Without reverting further to his success as a state financier, we will state that his honesty, integrity, discreet management of the public funds, his high social standing and unflinching adherence to the principles of the political party he espouses, have endeared him to the people of our state. His honesty is proverbial and his popularity great, having the respect of all and the enmity of but few. His liberality is acknowledged, although many of his acts of kindness are known to none but himself and the grateful recipients. Mr. Hirsch as a private citizen is greatly respected by all, and has served as a member of the common council of the city of Salem for several terms. Mr. Hirsch has been a prominent and active member of the Republican party for many years. He served as chairman of the Republican county central committee in the year 1876 with great ability. He has long been a prominent, useful and active member of the I.O.O.F. and of the A.O.U.W.

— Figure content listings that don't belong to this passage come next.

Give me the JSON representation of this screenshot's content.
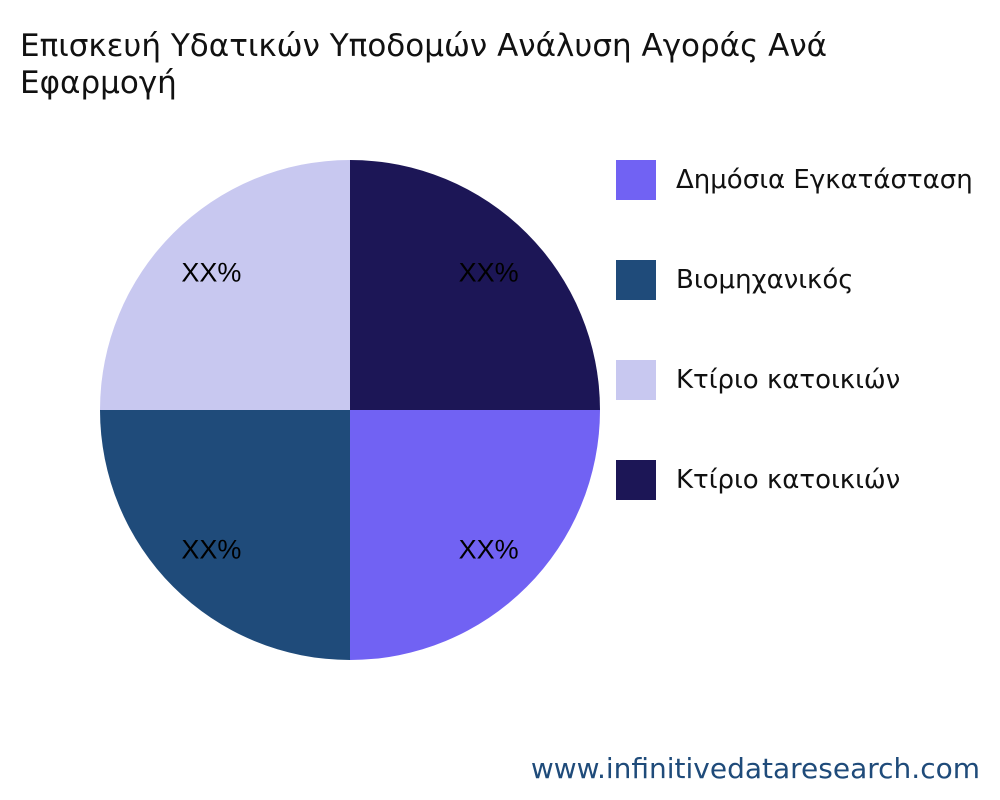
{
  "chart_data": {
    "type": "pie",
    "title": "Επισκευή Υδατικών Υποδομών Ανάλυση Αγοράς Ανά Εφαρμογή",
    "slices": [
      {
        "label": "Δημόσια Εγκατάσταση",
        "value": 25,
        "display": "XX%",
        "color": "#7162f3"
      },
      {
        "label": "Βιομηχανικός",
        "value": 25,
        "display": "XX%",
        "color": "#1f4b7a"
      },
      {
        "label": "Κτίριο κατοικιών",
        "value": 25,
        "display": "XX%",
        "color": "#c8c8f0"
      },
      {
        "label": "Κτίριο κατοικιών",
        "value": 25,
        "display": "XX%",
        "color": "#1c1656"
      }
    ],
    "legend_position": "right"
  },
  "watermark": "www.infinitivedataresearch.com"
}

Mr. Hirsch was married May 10, 1868, to Miss Nettie Davis; and their family now consists of seven interesting children. Mr. and Mrs. Hirsch take an active interest in all social and public affairs. As an active, thorough-going and public-spirited citizen, Mr. Hirsch is destined to many long years of usefulness; and the people of this state will not fail to take advantage of his great abilities in the future as they have done in the past.